March ’24 – From the Publisher


Losing a Legend

I first met John Pirkle when he was trying to refinance his Hit-Kicker radio station. Learning about how he had built a 100,000 watt FM station when most cars still had AM radios piqued my interest. Clearly a forward thinker, John seemed to always be a step ahead. I admired that he took on WIVK in a head-to-head battle in the country music arena. He upset Dick Broadcasting—owners of WIVK—so much so that they made him an offer to lease his station to eliminate the competition. 

So, in 2001 when I purchased Cityview, John was semi-retired and looking for something to do, and I was as lost as a person could be. The conversation went something like “Pirkle, I purchased Cityview Magazine, and I have no idea what I am doing and not a clue on how to run an effective media.” 

“I will be right there,” he said, and my training began. Before Johnny walked in, I didn’t even know what I didn’t know, but Johnny did, and he took pleasure in teaching me the ropes.

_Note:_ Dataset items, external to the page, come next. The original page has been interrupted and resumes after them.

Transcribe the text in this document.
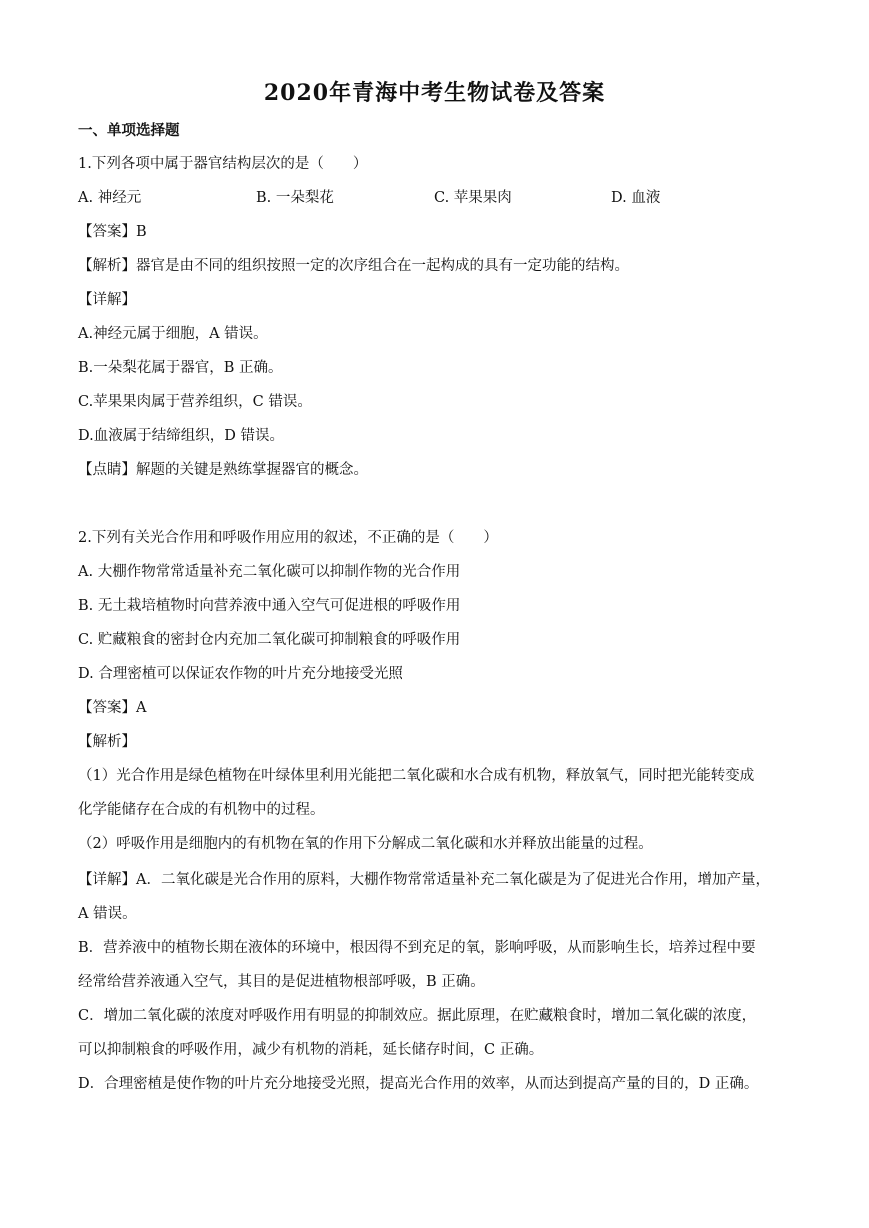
2020年青海中考生物试卷及答案
一、单项选择题
1.下列各项中属于器官结构层次的是（　　）
A. 神经元	B. 一朵梨花	C. 苹果果肉	D. 血液
【答案】B
【解析】器官是由不同的组织按照一定的次序组合在一起构成的具有一定功能的结构。
【详解】
A.神经元属于细胞，A 错误。
B.一朵梨花属于器官，B 正确。
C.苹果果肉属于营养组织，C 错误。
D.血液属于结缔组织，D 错误。
【点睛】解题的关键是熟练掌握器官的概念。
2.下列有关光合作用和呼吸作用应用的叙述，不正确的是（　　）
A. 大棚作物常常适量补充二氧化碳可以抑制作物的光合作用
B. 无土栽培植物时向营养液中通入空气可促进根的呼吸作用
C. 贮藏粮食的密封仓内充加二氧化碳可抑制粮食的呼吸作用
D. 合理密植可以保证农作物的叶片充分地接受光照
【答案】A
【解析】
（1）光合作用是绿色植物在叶绿体里利用光能把二氧化碳和水合成有机物，释放氧气，同时把光能转变成
化学能储存在合成的有机物中的过程。
（2）呼吸作用是细胞内的有机物在氧的作用下分解成二氧化碳和水并释放出能量的过程。
【详解】A．二氧化碳是光合作用的原料，大棚作物常常适量补充二氧化碳是为了促进光合作用，增加产量，
A 错误。
B．营养液中的植物长期在液体的环境中，根因得不到充足的氧，影响呼吸，从而影响生长，培养过程中要
经常给营养液通入空气，其目的是促进植物根部呼吸，B 正确。
C．增加二氧化碳的浓度对呼吸作用有明显的抑制效应。据此原理，在贮藏粮食时，增加二氧化碳的浓度，
可以抑制粮食的呼吸作用，减少有机物的消耗，延长储存时间，C 正确。
D．合理密植是使作物的叶片充分地接受光照，提高光合作用的效率，从而达到提高产量的目的，D 正确。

To me, Johnny was larger than life. He seemed to know everyone’s backstory. When he recounted those tales, they left me wide-eyed in disbelief. He insisted we initially needed to be controversial to get people’s attention and to let them know that Cityview had a new direction. The idea of publicly picking on someone admittedly made me uncomfortable, but I chose to trust his counsel. 

He selected Mayor Victor Ashe as the subject of our first “controversial” story, and we published an article titled “Victor Victorious” which detailed how the infamous young Victor had ended up in a Webb School dumpster. Soon after that came the Pamela Reed scandal, and we were off to the races. All of these articles provided the perfect opportunity for Johnny to teach me the importance of understanding the behind-the-scenes aspects of publishing. It was also an opportunity to show me the nuances of interviewing. 

As we sat with Pamela Reed, we reached the critical part of the interview. Her situation in part stemmed from an email server and when it came up she exclaimed, “Off the record!” I was concerned we had lost the meat of the story. Johnny was unflapped. He calmly waited for her to finish. Then he said, “Pamela, for the record, tell us about the email server,” and she retold the entire story on the record. I was floored, but had learned an important lesson—never assume. 

As I learned more about how to be a responsible publisher, my relationship with Johnny grew into a true friendship. We spent hours debating the topics of the day. John could be a bit of a trickster which kept you on your toes, but he was also the sharpest media man I have ever had the privilege of meeting. 

I asked him one day if there was a secret to his success. Without hesitation, he said absolutely. “The secret to my success is the perfect blend of bullshit, bravado, and panache!” John was definitely one of my lifelong heroes. Rest in peace, my friend.